News 19 Dec 16

Macedonian War Crimes Convict Enters Parliament

Johan Tarculovski, the only Macedonian convicted by the Hague war crimes tribunal, was elected as MP from the main ruling VMRO DPMNE party at last week's parliamentary elections.

Elena Andonovska
Tarculovski on his return to Skopje from prison in 2013. Photo: Sinisa Jakov Marusic.

Former policeman Johan Tarculovski has entered parliament after being elected as MP in the country's second electoral unit that covers parts of Macedonia's north-east but also parts of capital Skopje.

"He is our Macedonian hero and we are pound to have him among our ranks. Who best to work for Macedonian interests than Tarculovsk?" a high-ranking source from the VMRO DPMNE told BIRN on condition of anonymity.

Tarculovski served eight years of his 12-year jail term before he was granted early release in 2013.

The Hague Tribunal convicted him of leading a police unit that killed ethnic Albanian civilians and committed other atrocities in the Albanian-populated village of Ljuboten near Skopje.

The crime took place during the brief armed conflict in 2001 between Macedonian security forces and a now-disbanded Albanian insurgent force whose leaders now lead the Democratic Union for Integration party which in the past eight years was a junior government partner to VMRO DPMNE.

After his election as an MP in the 120-seat parliament, Tarculovski did not make any public statement.

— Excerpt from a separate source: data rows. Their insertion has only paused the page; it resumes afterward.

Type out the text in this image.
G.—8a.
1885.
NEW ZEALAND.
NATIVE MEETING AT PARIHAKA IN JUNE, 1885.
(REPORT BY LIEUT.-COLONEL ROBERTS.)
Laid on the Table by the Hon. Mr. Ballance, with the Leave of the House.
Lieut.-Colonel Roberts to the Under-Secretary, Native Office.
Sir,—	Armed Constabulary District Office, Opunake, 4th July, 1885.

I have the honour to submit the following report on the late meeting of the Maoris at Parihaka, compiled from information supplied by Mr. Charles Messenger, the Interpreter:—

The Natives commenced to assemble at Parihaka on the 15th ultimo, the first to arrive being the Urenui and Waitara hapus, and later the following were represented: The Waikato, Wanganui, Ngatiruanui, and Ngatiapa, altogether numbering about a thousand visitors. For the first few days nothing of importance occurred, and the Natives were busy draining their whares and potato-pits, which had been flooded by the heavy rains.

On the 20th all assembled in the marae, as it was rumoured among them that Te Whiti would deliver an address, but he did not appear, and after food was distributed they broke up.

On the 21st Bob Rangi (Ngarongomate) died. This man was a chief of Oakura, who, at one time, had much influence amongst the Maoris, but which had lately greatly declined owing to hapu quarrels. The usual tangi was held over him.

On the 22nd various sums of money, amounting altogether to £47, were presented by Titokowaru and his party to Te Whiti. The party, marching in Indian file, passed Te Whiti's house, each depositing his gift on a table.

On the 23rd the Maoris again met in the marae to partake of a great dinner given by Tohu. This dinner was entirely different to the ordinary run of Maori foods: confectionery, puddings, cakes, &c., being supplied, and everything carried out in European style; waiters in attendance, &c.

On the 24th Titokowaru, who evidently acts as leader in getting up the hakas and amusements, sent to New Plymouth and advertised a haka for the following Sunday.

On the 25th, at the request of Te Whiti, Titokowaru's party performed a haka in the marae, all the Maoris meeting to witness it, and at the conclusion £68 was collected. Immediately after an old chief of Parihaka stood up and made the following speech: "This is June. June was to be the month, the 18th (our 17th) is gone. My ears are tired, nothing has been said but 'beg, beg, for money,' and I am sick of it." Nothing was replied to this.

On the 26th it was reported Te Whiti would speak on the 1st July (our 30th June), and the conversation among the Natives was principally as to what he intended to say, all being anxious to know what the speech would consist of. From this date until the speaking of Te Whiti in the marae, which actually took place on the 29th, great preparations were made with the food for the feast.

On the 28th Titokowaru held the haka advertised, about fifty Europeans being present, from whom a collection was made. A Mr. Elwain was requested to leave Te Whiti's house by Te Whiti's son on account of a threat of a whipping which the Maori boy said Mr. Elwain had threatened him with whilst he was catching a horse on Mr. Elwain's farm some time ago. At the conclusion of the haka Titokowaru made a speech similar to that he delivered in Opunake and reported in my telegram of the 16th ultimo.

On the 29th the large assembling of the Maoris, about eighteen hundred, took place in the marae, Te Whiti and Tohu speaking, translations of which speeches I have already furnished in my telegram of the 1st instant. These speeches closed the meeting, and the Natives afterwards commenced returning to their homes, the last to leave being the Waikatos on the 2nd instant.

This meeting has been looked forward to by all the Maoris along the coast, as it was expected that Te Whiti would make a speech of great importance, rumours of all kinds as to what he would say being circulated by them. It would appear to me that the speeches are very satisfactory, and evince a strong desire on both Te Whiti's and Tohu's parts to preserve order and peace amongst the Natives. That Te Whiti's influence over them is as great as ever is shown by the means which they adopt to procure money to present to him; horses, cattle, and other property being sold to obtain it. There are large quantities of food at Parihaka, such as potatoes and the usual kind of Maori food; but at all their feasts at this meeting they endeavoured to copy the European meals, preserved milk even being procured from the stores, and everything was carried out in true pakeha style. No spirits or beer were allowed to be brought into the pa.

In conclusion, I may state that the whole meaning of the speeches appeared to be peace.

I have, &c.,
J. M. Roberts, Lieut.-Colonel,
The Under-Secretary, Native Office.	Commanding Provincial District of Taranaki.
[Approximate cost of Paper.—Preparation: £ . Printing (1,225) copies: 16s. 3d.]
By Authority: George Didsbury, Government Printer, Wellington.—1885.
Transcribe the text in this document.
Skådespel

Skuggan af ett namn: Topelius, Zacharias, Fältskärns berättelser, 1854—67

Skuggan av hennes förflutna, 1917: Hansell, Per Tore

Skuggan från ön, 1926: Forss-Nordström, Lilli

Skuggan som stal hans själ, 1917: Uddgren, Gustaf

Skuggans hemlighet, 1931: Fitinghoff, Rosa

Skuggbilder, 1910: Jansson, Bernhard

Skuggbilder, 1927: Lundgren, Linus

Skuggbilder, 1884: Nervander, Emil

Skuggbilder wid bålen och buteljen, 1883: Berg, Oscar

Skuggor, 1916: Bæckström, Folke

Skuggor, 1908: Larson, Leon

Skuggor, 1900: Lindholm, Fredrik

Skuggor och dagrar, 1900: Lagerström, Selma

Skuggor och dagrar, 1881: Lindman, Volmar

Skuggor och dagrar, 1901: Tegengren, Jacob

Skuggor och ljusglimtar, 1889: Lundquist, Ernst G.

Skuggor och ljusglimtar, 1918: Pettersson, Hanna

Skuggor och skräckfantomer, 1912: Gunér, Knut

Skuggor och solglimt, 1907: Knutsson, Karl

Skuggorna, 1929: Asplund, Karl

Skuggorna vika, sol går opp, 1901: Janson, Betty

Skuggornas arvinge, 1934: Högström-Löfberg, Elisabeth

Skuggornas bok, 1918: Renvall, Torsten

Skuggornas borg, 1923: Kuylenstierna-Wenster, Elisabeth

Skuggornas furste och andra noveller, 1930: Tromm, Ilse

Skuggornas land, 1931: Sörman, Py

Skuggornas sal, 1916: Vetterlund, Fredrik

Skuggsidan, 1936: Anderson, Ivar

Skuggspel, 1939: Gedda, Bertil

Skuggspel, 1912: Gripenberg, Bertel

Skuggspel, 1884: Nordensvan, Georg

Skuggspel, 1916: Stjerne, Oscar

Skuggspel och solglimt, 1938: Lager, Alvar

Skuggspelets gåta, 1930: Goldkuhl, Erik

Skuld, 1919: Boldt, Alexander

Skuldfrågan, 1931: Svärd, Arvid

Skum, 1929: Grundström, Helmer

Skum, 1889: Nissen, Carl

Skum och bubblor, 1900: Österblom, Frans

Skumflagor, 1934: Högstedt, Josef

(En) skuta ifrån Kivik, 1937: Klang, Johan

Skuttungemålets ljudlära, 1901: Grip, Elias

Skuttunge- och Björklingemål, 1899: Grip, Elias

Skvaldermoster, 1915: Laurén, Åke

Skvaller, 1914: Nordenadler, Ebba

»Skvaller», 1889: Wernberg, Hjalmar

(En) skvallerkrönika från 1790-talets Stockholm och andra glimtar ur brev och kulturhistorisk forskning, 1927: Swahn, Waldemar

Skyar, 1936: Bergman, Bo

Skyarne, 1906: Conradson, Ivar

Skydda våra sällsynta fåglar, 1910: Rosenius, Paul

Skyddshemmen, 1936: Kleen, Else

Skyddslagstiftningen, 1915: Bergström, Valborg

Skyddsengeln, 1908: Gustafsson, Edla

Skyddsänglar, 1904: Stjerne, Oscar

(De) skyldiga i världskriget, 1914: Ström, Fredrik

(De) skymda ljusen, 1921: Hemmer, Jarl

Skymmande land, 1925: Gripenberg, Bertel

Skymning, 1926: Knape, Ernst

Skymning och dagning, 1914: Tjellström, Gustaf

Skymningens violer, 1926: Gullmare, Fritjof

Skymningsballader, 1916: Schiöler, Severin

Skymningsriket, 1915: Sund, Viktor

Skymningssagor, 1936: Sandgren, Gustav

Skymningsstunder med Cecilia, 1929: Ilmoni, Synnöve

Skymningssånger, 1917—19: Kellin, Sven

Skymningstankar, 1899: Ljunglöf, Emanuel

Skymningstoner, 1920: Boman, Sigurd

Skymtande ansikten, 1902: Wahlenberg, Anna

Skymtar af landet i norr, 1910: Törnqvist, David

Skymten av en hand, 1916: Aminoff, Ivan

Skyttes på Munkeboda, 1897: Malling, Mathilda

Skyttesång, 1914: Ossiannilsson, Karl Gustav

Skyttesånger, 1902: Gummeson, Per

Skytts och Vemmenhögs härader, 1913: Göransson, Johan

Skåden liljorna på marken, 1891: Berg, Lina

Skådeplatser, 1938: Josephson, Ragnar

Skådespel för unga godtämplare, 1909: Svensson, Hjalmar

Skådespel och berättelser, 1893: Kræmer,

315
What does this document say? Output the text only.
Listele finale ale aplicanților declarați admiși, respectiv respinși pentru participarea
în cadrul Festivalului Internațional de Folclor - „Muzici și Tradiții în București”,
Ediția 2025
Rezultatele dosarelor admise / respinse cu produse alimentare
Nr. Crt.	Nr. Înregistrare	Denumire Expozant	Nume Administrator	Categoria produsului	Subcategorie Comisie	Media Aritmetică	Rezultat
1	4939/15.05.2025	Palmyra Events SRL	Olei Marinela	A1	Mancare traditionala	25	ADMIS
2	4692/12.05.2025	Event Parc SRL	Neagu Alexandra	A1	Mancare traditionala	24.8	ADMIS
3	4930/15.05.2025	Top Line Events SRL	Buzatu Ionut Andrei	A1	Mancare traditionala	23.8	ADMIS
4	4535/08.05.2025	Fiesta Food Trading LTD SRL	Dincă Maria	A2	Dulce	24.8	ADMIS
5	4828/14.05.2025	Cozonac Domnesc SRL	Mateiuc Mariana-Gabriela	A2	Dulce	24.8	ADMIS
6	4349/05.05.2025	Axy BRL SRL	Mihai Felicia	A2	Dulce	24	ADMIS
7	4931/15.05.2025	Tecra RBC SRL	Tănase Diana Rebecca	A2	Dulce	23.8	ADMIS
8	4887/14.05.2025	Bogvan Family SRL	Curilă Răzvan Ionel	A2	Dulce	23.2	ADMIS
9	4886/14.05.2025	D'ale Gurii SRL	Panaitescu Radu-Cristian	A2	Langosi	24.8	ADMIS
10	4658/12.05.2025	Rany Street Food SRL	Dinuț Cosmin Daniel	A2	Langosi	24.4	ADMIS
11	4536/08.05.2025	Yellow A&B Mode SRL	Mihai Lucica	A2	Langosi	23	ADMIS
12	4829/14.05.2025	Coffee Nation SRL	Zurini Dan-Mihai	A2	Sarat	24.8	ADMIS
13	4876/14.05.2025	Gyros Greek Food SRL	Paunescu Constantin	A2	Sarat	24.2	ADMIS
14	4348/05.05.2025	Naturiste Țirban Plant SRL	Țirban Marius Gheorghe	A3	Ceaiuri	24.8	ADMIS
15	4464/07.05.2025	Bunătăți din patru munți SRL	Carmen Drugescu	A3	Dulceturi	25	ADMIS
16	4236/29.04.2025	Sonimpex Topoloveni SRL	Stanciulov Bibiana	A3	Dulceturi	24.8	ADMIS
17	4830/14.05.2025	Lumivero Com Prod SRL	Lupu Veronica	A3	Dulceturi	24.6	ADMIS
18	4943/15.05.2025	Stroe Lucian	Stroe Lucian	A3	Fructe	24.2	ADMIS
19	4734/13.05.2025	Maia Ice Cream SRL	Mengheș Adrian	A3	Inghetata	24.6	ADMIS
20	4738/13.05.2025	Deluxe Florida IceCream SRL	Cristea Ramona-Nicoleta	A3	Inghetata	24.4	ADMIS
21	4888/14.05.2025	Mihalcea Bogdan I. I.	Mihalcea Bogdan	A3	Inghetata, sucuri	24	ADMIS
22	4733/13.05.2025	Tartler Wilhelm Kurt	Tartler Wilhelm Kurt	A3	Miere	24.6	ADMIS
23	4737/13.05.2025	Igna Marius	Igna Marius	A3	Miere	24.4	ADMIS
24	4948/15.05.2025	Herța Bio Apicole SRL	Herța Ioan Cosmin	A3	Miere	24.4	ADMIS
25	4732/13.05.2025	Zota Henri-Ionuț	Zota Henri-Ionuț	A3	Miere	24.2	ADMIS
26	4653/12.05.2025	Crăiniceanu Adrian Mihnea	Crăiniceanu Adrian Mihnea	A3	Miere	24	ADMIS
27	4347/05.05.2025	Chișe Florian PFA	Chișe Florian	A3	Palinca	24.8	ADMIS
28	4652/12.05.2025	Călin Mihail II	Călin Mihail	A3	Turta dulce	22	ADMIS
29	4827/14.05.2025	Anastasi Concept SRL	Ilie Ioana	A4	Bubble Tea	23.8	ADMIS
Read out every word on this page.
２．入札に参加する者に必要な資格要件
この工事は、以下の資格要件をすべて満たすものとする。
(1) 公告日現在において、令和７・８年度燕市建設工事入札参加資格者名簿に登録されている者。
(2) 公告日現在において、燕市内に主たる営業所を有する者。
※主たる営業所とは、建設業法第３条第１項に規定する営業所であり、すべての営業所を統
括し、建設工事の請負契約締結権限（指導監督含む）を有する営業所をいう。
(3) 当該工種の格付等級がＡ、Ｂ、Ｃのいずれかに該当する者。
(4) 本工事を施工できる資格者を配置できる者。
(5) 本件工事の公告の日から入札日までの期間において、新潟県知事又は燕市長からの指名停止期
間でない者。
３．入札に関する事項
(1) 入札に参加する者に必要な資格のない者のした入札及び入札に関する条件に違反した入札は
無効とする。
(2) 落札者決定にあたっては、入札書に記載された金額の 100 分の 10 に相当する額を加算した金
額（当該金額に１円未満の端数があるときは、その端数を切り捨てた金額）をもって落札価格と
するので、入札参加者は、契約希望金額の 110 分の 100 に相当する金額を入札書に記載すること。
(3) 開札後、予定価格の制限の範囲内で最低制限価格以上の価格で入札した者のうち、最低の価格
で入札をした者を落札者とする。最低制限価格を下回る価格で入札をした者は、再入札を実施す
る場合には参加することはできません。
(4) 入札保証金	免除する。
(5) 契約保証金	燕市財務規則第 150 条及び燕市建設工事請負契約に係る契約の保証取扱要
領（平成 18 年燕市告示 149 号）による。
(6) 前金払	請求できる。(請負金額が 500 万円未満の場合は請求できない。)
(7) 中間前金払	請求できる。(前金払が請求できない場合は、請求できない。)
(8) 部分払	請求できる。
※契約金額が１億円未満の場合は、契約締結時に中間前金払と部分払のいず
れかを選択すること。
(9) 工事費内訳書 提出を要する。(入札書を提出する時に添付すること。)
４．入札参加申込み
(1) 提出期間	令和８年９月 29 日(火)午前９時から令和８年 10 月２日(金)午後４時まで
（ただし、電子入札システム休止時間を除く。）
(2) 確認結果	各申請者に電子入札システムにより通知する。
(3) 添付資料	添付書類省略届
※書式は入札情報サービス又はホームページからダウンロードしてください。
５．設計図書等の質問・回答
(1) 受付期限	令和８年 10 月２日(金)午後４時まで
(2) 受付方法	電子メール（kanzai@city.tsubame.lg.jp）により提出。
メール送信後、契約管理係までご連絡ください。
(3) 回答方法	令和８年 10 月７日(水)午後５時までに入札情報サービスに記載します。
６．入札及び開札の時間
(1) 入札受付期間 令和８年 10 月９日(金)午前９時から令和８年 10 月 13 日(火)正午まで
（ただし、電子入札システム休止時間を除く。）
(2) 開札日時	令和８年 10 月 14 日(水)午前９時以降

However, he was among the many prominent VMRO DPMNE officials who joined ruling party supporters in tense three-day protests in front of the State Electoral Commission HQ in Skopje, aimed at putting pressure on its work as it was deliberating the opposition's complaints about the conduct of the polls – which, if accepted, could have potentially evened out the number of MPs between the VMRO DPMNE and the main opposition Social Democrats.

According to preliminary unofficial results, the VMRO DPMNE won 51 of the 120 seats in parliament and the Social Democrats won 49. The results do not give a guarantee to any party that it will be able to form a government.

However, the VMRO DPMNE insists that their supporters were "guarding their clean election victory", from alleged foreign interferences on the election commission.

Before the December 11 vote, Tarculovski insisted that the elections would be a "referendum" that would determine the country's future after two years of deep political crisis which he insisted was "imposed" by foreign elements and the opposition.

"Macedonia will determine its future course. The people are intelligent, and foreign, outside opinions cannot be imposed because [the conditions] are not like 25 years ago when we did not know what democracy is," he told media.

The elections have clearly failed to resolve a prolonged political crisis that began last year when the Social Democrats released wiretaps that they said showed VMRO DPMNE leader and former Prime Minister Nikola Gruevski's government had illegally wiretapped over 20,000 people, among other alleged crimes.

Gruevski, who took power in 2006 and resigned as prime minister earlier this year under an EU-brokered accord reached last summer, claims unnamed foreign intelligence services “fabricated” the wiretapping tapes and gave them to the Social Democrats to destabilise the country.

The ruling party claims that frequent anti-government protests staged over the past two years, dubbed the "colourful revolution", were part of the same destabilisation scenario.

On Tarculovski’s return to Macedonia in 2013, the government led by the VMRO DPMNE staged a hero’s welcome for him in Skopje.

Since then he has become an icon for the ruling party, frequently giving patriotic speeches at party meetings and gatherings.

But some political analysts say that Tarculovski's involvement in politics, as well as other unresolved issues from the 2001 armed conflict, is potentially dangerous for the country's still fragile inter-ethnic relations, adding to the mistrust between the Macedonian and ethnic Albanian communities.

“The mistrust between communities… burdens Macedonia’s path to democratisation and to ending the political crises which often risk the country’s security,” political analyst Ismet Ramadani, a former MP, recently told BIRN.